A ring of mass m slides on a smooth vertical rod. A light string is attached to the ring and is passing over a smooth peg distant a from the rod, and at the other end of the string is a mass The ring is held on a level with the peg and released. It first comes to rest after falling a distance equal to

Question

A ring of mass m slides on a smooth vertical rod. A light string is attached to the ring and is passing over a smooth peg distant a from the rod, and at the other end of the string is a mass The ring is held on a level with the peg and released. It first comes to rest after falling a distance equal to

Answer 1

To determine the distance the ring falls before coming to rest, we need to consider the forces acting on the ring.

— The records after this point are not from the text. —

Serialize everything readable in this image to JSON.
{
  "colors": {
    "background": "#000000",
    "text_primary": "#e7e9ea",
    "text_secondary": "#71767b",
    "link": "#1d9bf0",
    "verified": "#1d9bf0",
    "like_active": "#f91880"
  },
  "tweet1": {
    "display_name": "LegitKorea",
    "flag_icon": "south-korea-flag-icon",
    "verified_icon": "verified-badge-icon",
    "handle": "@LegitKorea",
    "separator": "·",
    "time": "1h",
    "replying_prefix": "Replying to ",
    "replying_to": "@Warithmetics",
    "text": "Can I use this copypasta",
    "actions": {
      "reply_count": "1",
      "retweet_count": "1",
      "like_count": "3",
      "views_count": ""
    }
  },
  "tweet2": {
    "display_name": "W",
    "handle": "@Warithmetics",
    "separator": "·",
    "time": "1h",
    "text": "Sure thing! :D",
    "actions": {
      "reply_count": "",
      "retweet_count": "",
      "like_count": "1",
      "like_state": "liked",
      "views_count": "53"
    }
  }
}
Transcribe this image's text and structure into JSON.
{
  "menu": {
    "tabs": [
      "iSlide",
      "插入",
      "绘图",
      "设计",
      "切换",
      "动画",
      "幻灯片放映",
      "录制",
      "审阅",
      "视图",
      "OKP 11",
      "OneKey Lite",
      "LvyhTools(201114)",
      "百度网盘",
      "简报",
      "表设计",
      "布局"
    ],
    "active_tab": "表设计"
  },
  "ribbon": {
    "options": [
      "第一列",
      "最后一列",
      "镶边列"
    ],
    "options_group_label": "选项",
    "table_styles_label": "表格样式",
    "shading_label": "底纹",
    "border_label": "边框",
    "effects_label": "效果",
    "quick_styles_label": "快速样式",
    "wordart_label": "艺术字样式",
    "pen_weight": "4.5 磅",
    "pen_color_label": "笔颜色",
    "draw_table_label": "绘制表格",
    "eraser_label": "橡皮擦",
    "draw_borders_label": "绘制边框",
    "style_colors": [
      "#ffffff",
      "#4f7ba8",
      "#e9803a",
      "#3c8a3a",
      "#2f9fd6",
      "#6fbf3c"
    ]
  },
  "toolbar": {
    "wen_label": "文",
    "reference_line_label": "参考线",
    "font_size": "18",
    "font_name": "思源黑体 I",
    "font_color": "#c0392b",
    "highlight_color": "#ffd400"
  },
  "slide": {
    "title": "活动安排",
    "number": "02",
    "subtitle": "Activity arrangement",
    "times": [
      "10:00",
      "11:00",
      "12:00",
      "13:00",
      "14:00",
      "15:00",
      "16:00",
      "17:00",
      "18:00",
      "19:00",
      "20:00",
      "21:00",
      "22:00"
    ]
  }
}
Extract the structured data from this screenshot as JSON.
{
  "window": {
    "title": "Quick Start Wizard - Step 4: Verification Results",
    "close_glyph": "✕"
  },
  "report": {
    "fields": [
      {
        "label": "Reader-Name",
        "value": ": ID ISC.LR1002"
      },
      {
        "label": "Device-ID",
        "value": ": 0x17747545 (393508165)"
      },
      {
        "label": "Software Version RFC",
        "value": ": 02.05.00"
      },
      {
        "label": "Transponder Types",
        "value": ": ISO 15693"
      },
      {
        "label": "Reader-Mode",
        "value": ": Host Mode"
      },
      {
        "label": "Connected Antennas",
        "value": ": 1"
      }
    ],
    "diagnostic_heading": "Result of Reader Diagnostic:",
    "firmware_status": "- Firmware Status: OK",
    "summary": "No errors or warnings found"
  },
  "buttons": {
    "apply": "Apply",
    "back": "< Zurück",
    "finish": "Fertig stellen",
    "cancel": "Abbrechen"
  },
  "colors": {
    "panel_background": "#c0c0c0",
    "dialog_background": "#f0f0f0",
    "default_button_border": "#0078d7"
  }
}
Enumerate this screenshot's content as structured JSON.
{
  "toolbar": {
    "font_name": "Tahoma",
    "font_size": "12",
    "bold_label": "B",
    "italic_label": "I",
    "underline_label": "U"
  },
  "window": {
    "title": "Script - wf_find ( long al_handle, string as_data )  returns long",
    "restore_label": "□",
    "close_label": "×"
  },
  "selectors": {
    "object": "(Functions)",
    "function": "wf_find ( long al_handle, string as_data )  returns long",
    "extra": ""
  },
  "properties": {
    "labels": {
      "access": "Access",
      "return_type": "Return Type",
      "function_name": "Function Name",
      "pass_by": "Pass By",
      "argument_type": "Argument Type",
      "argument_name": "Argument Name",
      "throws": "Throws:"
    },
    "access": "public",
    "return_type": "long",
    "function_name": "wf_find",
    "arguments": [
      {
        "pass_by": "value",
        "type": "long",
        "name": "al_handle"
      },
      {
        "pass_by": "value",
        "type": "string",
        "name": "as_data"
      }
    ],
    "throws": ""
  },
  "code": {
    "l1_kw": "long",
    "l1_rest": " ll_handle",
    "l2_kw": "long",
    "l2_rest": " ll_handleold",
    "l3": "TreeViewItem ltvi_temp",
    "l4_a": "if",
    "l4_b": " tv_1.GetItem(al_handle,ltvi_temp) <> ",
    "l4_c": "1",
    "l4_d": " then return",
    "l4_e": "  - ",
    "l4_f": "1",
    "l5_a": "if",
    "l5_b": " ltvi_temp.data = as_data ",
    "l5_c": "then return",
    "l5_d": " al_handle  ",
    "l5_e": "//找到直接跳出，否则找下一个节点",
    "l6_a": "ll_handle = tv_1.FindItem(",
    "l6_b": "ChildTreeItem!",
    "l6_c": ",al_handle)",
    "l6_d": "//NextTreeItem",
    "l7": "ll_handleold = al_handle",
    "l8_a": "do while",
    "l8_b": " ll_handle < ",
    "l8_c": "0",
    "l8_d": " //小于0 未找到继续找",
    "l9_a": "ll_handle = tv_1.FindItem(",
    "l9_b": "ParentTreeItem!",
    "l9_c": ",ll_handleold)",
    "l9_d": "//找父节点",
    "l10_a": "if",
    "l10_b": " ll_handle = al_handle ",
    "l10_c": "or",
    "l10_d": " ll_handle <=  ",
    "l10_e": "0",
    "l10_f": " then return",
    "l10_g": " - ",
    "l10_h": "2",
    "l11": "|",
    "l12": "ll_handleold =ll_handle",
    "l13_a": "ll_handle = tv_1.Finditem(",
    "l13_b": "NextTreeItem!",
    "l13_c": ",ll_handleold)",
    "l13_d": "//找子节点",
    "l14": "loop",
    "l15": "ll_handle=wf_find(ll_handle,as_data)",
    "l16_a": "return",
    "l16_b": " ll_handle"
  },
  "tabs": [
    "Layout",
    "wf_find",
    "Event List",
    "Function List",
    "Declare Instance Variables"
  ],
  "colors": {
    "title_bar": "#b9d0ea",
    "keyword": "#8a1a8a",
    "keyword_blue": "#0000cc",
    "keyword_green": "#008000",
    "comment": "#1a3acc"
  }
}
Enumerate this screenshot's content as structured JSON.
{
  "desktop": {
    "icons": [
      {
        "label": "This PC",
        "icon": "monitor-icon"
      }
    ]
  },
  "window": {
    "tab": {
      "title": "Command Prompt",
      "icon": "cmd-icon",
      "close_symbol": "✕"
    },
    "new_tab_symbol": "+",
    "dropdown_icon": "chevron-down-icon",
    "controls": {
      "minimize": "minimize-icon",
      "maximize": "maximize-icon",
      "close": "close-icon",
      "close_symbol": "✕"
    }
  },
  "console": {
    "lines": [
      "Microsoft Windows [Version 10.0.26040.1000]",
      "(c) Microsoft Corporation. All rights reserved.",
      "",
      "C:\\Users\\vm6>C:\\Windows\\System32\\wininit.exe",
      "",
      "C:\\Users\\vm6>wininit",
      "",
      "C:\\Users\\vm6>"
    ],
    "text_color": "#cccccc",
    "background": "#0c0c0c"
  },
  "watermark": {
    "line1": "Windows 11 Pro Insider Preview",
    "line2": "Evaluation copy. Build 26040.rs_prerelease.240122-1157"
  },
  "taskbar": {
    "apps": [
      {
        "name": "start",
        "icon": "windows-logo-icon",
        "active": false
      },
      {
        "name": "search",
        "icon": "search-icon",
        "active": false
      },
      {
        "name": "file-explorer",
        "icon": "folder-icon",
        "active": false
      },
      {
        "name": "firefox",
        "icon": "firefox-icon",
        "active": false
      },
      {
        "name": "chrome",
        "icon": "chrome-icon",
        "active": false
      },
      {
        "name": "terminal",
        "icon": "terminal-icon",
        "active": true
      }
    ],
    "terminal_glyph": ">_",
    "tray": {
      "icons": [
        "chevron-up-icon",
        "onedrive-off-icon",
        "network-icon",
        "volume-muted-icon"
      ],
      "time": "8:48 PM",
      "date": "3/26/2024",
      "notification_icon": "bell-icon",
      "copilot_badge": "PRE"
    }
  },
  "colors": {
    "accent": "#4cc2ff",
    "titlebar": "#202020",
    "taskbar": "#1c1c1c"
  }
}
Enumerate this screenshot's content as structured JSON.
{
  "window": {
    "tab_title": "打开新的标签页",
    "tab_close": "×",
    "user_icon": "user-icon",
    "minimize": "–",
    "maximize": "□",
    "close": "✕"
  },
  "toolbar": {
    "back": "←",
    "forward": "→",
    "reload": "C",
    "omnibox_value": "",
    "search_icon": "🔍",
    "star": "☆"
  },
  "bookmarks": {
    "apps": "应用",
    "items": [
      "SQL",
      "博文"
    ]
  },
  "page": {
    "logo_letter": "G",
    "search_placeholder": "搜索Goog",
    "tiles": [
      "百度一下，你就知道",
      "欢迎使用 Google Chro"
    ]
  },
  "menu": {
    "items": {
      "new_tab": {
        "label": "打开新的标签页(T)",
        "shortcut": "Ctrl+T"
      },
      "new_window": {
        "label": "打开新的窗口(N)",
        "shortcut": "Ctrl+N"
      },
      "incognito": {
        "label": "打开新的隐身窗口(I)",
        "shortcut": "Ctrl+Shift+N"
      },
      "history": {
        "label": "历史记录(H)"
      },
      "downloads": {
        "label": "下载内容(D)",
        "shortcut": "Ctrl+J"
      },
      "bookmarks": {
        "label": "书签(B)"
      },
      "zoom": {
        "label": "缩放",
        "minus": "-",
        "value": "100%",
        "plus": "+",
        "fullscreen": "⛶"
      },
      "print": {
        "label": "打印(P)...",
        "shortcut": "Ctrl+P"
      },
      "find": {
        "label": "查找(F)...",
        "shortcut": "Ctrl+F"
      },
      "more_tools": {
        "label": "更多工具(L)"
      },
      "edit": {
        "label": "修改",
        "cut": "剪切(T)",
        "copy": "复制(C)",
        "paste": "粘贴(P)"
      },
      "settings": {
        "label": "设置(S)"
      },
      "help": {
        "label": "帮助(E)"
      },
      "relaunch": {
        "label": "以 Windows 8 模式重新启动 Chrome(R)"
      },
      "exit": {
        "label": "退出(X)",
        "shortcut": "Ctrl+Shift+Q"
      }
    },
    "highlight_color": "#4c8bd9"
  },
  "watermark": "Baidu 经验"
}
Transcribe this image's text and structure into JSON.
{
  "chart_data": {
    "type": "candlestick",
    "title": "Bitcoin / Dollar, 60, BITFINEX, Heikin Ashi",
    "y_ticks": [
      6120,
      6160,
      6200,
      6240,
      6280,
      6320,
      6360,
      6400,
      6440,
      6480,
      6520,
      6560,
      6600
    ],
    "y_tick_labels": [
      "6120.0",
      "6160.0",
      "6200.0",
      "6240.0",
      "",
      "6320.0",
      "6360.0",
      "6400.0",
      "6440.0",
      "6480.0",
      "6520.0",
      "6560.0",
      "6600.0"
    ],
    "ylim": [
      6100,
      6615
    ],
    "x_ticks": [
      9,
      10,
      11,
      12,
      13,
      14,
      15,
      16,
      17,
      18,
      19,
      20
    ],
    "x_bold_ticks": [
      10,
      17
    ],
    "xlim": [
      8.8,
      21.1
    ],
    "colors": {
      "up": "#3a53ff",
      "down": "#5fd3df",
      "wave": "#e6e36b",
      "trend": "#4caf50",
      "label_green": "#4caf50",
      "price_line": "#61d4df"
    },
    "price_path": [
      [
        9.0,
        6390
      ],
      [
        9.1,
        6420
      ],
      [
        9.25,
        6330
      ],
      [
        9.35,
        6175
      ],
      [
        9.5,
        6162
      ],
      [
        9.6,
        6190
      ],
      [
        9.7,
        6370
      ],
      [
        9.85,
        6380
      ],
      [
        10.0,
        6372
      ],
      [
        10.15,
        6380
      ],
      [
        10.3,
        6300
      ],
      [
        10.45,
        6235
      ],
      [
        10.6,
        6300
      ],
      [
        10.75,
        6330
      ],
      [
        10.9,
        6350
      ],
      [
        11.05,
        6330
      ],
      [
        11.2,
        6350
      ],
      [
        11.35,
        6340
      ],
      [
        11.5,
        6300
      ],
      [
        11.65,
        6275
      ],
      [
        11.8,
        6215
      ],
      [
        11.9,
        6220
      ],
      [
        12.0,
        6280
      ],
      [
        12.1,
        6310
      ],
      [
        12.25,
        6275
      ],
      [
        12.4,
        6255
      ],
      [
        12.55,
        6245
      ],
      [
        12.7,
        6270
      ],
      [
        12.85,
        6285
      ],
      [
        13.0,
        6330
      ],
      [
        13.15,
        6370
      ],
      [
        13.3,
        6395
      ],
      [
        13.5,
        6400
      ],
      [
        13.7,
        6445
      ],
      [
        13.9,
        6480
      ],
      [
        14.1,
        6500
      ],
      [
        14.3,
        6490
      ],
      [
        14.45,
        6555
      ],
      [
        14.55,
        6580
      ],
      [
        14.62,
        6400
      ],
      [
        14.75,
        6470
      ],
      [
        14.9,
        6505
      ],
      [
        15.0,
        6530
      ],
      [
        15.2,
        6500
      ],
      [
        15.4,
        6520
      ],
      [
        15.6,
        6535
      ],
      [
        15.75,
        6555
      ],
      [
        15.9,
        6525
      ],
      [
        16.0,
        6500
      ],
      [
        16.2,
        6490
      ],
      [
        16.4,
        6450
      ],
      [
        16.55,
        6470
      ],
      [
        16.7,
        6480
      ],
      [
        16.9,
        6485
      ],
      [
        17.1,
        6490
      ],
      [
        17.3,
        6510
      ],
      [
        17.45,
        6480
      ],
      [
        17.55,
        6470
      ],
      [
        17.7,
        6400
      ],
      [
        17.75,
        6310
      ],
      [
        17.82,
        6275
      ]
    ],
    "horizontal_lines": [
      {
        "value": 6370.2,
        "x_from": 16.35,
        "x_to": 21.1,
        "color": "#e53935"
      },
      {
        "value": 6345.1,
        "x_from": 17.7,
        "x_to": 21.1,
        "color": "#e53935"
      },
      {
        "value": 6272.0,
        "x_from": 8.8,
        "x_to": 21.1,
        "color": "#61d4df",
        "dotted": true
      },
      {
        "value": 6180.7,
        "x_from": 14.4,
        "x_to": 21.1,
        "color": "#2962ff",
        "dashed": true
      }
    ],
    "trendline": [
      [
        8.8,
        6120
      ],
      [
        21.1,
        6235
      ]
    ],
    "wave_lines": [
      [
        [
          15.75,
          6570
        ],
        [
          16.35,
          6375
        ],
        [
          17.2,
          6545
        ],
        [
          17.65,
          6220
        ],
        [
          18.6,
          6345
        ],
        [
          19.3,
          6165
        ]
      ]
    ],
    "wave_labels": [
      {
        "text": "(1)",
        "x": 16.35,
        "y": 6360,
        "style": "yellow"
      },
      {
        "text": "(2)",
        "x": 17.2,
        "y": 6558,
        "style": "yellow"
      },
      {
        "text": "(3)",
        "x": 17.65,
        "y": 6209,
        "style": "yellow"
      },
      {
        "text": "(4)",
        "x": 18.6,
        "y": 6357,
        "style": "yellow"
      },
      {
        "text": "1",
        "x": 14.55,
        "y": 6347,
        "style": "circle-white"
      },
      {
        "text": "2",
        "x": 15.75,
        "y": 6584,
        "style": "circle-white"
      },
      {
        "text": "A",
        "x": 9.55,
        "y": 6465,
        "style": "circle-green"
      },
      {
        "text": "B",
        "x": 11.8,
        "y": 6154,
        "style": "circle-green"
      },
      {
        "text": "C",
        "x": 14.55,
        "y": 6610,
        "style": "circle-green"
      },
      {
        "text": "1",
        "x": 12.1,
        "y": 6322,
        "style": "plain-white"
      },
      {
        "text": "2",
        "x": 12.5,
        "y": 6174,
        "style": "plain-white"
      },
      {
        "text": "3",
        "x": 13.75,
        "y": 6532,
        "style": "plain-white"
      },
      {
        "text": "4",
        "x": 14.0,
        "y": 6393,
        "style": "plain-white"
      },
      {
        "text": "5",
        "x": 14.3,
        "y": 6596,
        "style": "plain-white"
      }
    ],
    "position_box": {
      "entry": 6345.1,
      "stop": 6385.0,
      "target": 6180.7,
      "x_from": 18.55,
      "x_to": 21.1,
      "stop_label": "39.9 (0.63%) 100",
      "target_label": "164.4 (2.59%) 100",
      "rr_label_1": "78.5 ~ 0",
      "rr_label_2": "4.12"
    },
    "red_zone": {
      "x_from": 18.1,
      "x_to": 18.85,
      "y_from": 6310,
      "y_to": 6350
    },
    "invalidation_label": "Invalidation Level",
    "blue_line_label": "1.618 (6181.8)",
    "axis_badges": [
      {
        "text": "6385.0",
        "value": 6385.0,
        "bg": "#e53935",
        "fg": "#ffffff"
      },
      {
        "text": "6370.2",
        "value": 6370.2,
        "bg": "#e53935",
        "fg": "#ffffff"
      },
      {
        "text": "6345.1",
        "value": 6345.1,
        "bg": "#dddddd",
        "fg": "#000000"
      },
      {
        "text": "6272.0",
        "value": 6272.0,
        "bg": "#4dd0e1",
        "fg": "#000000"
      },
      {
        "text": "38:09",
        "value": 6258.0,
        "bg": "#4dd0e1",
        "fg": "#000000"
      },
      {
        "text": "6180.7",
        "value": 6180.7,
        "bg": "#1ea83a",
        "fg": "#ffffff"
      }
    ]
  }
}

When the ring is released, it will experience two forces: gravity and tension in the string.

1. Gravity: The gravitational force acting on the ring can be calculated using the formula F = mg, where m is the mass of the ring and g is the acceleration due to gravity. The gravitational force will always act vertically downward.

2. Tension: The tension in the string will also act vertically, but it will be in the opposite direction to the gravitational force. The tension force can be calculated using the formula F = ma, where m is the mass of the hanging mass, and a is the acceleration of the system.

Since the ring is sliding on a smooth vertical rod, there is no friction or any other external force acting on the ring. Therefore, the net force on the ring is the difference between the gravitational force and the tension force.

Once the ring comes to rest, the net force on it will be zero. At this point, the tension force will be equal to the gravitational force.

Setting the tension force equal to the gravitational force and rearranging the equation, we can solve for the distance the ring falls before coming to rest.

ma = mg
a = g

Using kinematic equations, we can relate the distance (d) fallen by the ring to the acceleration (a) and initial velocity (v0) of the system.

d = v0t + (1/2)at^2

Since the ring is at rest when it comes to rest, the initial velocity (v0) is zero.

d = (1/2)gt^2

We need to find the time (t) it takes for the ring to come to rest. We can do this by considering the motion of the hanging mass.

The force (F) acting on the hanging mass is the tension in the string:

F = T = mg

Using the equation F = ma and rearranging, we can solve for the acceleration (a) of the system:

a = g

Since the hanging mass is in free fall, the acceleration of the system is equal to the acceleration due to gravity (g).

Using the kinematic equation, we can find the time (t) it takes for the hanging mass to fall a distance (a) equal to the length of the string (a):

a = (1/2)gt^2

Solving for t:

t = sqrt(2a/g)

Substituting this value of t into the equation for the distance fallen by the ring:

d = (1/2)g(sqrt(2a/g))^2

Simplifying:

d = (1/2)g(2a/g)

d = a

Therefore, the distance the ring falls before coming to rest is equal to the length of the string (a).